Não é coincidência que o valor comece por 666? O que pensaram que o comprador iria fazer, falar "Tudo bem, pelo menos o colchão é barato"? É o presidente que vai entregar? E outra: 22 dias úteis? Os mantimentos da Estação Espacial Internacional devem chegar mais rápido. Aqui entre nós: não seria muito mais legal deixar o preço padrão (R$ 499), não cobrar frete e não passar vergonha?

Descontos?

Quando você desiste de procurar um desconto real, pipoca alguma propaganda no Facebook. O seu coração acelera, você dá aquele clique mágico no link...e o preço anunciado no site é diferente:

Americanas 01

Ah! Vou comprar de qualquer forma. Só 80% mais caro!

Isso é conhecido como desperdício de clique de mouse, sendo outra tentativa de explorar o suposto conformismo do brasileiro.
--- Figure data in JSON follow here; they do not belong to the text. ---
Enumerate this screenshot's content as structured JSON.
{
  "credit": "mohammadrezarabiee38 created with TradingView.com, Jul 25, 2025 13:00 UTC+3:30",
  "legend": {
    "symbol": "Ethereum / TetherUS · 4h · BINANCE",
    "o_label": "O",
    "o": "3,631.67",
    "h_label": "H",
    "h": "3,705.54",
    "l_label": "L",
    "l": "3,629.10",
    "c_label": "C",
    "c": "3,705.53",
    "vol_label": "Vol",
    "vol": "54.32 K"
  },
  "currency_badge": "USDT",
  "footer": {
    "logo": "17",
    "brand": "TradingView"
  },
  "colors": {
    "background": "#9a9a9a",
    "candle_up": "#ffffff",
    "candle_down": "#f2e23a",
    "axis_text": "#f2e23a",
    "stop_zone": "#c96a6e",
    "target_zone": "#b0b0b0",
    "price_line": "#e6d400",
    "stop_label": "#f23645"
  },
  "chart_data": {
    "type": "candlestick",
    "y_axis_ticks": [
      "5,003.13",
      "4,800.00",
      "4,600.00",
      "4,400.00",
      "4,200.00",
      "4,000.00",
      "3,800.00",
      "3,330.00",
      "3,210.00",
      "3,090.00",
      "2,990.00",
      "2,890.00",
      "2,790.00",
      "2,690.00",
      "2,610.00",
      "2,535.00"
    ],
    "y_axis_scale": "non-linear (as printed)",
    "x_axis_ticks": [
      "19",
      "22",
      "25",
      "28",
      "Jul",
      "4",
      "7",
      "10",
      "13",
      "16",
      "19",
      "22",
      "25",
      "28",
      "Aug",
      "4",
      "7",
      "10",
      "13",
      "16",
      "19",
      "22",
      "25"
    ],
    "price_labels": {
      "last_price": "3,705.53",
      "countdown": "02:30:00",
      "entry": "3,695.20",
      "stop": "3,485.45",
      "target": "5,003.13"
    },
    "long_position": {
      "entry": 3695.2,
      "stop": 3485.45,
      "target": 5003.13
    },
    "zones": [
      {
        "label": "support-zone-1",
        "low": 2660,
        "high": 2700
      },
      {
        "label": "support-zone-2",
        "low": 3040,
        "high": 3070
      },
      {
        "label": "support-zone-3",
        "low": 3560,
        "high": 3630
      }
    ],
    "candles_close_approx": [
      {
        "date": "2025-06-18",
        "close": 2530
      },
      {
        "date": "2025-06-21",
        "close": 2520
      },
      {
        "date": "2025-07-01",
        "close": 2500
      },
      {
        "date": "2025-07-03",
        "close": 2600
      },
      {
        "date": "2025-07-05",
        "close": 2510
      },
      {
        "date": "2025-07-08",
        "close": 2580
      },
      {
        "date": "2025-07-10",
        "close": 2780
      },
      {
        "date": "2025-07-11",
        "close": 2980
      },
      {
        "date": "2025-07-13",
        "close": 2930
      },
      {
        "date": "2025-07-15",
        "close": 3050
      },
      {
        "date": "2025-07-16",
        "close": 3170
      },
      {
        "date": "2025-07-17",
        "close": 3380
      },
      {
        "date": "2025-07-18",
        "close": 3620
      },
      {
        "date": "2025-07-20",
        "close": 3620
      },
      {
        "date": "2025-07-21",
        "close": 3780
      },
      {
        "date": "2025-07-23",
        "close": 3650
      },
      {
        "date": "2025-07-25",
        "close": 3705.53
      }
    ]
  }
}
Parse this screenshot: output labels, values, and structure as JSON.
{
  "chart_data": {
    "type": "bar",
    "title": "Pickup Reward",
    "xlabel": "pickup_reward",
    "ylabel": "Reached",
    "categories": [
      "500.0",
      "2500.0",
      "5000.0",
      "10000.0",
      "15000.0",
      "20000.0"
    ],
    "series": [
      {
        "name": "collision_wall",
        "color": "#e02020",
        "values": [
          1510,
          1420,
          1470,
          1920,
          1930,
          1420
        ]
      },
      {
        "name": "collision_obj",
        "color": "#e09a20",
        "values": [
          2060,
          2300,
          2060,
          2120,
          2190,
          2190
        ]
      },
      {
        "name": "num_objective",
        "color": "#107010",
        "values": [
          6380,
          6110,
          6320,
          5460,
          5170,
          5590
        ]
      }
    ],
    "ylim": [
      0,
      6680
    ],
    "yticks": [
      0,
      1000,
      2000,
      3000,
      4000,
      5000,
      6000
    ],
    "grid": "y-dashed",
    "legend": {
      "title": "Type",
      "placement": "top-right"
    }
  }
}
No meio de tanta picaretagem, ofertas de verdade ficam ofuscadas

Muito triste esse item. Algumas promoções são realmente promoções, mas acabam não sendo vendidas para consumidores interessados. Ainda que Black Friday seja um dia bem infeliz no Brasil, algumas ofertas realmente valem a pena, como é o caso de um Lumia 920 Por R$ 879,12 à vista e um Galaxy Note III por R$ 1889,99, valores bem abaixo do encontrados normalmente.

Lumia 920

Isso acontece com muitos produtos, que continuam encostados pois muitos consumidores simplesmente viram que não valia mais a pena pesquisar mais e foram dormir.

Galaxy Note III

Conclusão

Demos apenas alguns exemplos, mas a ideia geral é que não existe Black Friday no Brasil. Até porque nos EUA ela acontece após o feriado de Ação de Graças, que nem existe em nosso calendário. Hoje é apenas uma sexta-feira qualquer, nem há motivo para a escolha da data. É apenas mais algum caso de uma cópia mal feita do que acontece em outros países, como uma criança de oito anos fazendo uma cópia à mão de Mona Lisa. Enquanto este artigo estava sendo escrito, eu mesmo fiz uma compra bem sucedida, paguei o boleto e recebi a simpática mensagem da loja:

Kabum

Olá! Não, não vou ligar!

Vamos analisar isso: eu compro o produto, pago corretamente, aguardo e, como a loja não tem o ítem no estoque eu tenho que entrar em contato? Ligar com DDD por pagar um produto que foi vendido sem existir, é isso? Fato é que o meu banco debitou o valor da compra nanossegundos depois de eu clicar "OK", então é melhor ligar e perguntar quando eles vão ter a boa vontade de devolver o meu dinheiro, correto? Melhor pedir auxílio para o Procon primeiro. Parece o meio mais justo, correto e, claro, sem conflitos de resolver esse problema.